This article applies to:

• MailMarshal SPE
• Connector Agent

Question:

• What are common issues with Connector Agent?
• Where do I look for logs and other information to debug Connector Agent?
• What can I do to make debugging easier?

Response:

The following points address some common issues and points to consider when troubleshooting Connector Agent:

Invalid addresses

• The Primary email address for each user (in the AD or LDAP at the customer site) must match a domain that belongs to the customer in SPE.
  • If any user does not match the domains, then that Connector Agent will have errors until ALL users are corrected.

Logs and other messages

• The end customer CA GUI often gives an error "invalid checksum," but this is misleading. This is actually a generic error.
• For best information, look at the SPELdapService log (found on the Customer Console server in the Logging subfolder of the install).
  • If the log shows invalid email addresses, the customer must fix all of these to get good imports.
  • When there are invalid addresses, the Connector Agent issues constant retries which are rejected.
  • An AD entry with a blank SMTP address is a particular case that is common and can be hard to resolve.
  • If the CA at the customer site is set to send updates more often than allowed by the SPE installation, this also causes rejected attempts.
• Also see the logs at the end customer connector agent installation (...\Marshal\ConnectorAgent\Logging)

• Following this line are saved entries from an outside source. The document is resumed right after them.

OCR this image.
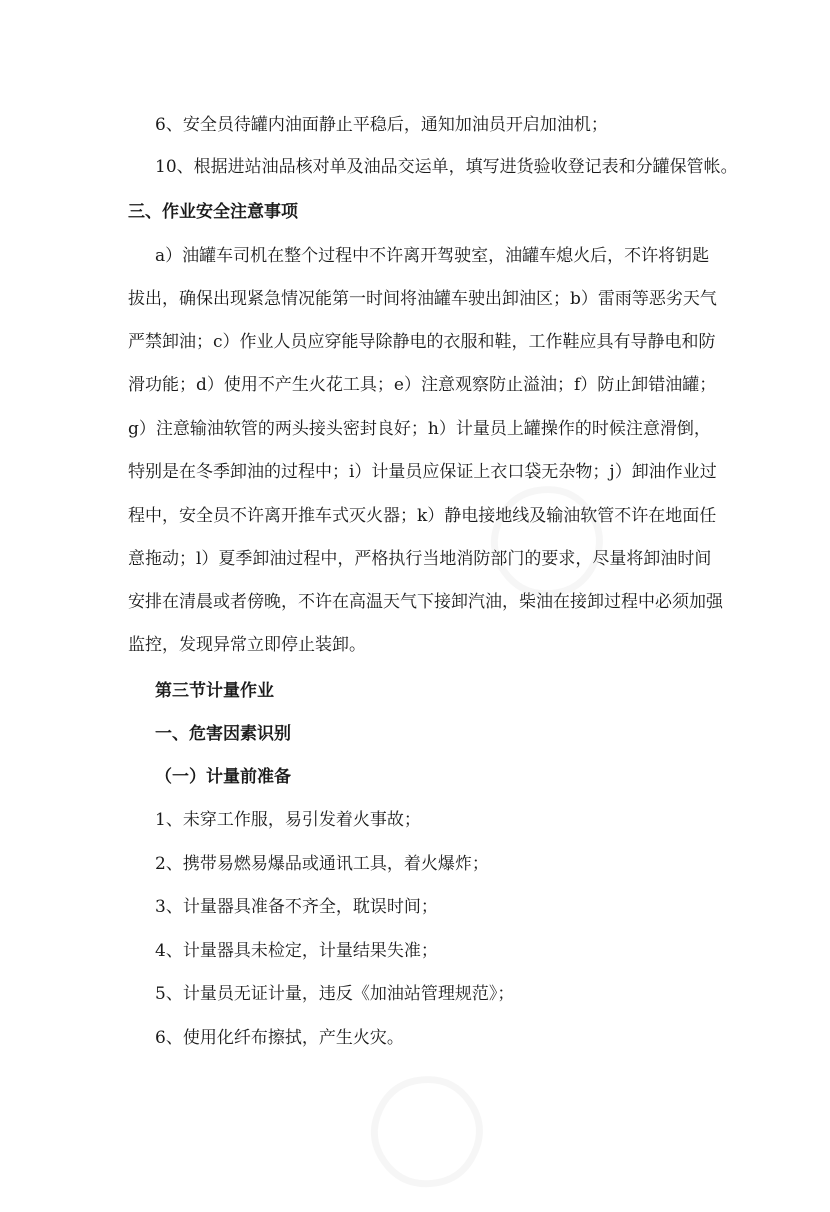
6、安全员待罐内油面静止平稳后，通知加油员开启加油机；
10、根据进站油品核对单及油品交运单，填写进货验收登记表和分罐保管帐。
三、作业安全注意事项
a）油罐车司机在整个过程中不许离开驾驶室，油罐车熄火后，不许将钥匙
拔出，确保出现紧急情况能第一时间将油罐车驶出卸油区；b）雷雨等恶劣天气
严禁卸油；c）作业人员应穿能导除静电的衣服和鞋，工作鞋应具有导静电和防
滑功能；d）使用不产生火花工具；e）注意观察防止溢油；f）防止卸错油罐；
g）注意输油软管的两头接头密封良好；h）计量员上罐操作的时候注意滑倒，
特别是在冬季卸油的过程中；i）计量员应保证上衣口袋无杂物；j）卸油作业过
程中，安全员不许离开推车式灭火器；k）静电接地线及输油软管不许在地面任
意拖动；l）夏季卸油过程中，严格执行当地消防部门的要求，尽量将卸油时间
安排在清晨或者傍晚，不许在高温天气下接卸汽油，柴油在接卸过程中必须加强
监控，发现异常立即停止装卸。
第三节计量作业
一、危害因素识别
（一）计量前准备
1、未穿工作服，易引发着火事故；
2、携带易燃易爆品或通讯工具，着火爆炸；
3、计量器具准备不齐全，耽误时间；
4、计量器具未检定，计量结果失准；
5、计量员无证计量，违反《加油站管理规范》；
6、使用化纤布擦拭，产生火灾。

Update frequency and "test mode"

• When testing or debugging, check the box "in test mode" for the customer (in Admin Console, Connector agent tab for each customer). This removes the restriction on "too frequent updates" and allows the customer to make and test changes.
• For production usage, set the Update Frequency to 4 hours (in Admin Console). Ensure that the customer Connector Agent is not configured to send updates more frequently. If the CA tries to send more frequent updates, they will only be rejected causing errors, frequent retries, and full logs. 

 Address validation

• The LDAP and AD groups are validated at different times in the process.
  • With the AD connector, the Connector Agent rejects users that do not match the customer's domains as configured in SPE. Non-matching users are not sent.
  • With the LDAP connector, the Connector Agent sends all users. Non-matching users are rejected by SPE.
• With AD domain validation, you might encounter a problem due to inconsistent capitalization (the check for matching domains is case sensitive, though it should not be).
  • If you encounter this issue and it cannot be corrected at the customer site, contact LevelBlue Technical Support for a fix. This fix will also be included in a future release of Connector Agent.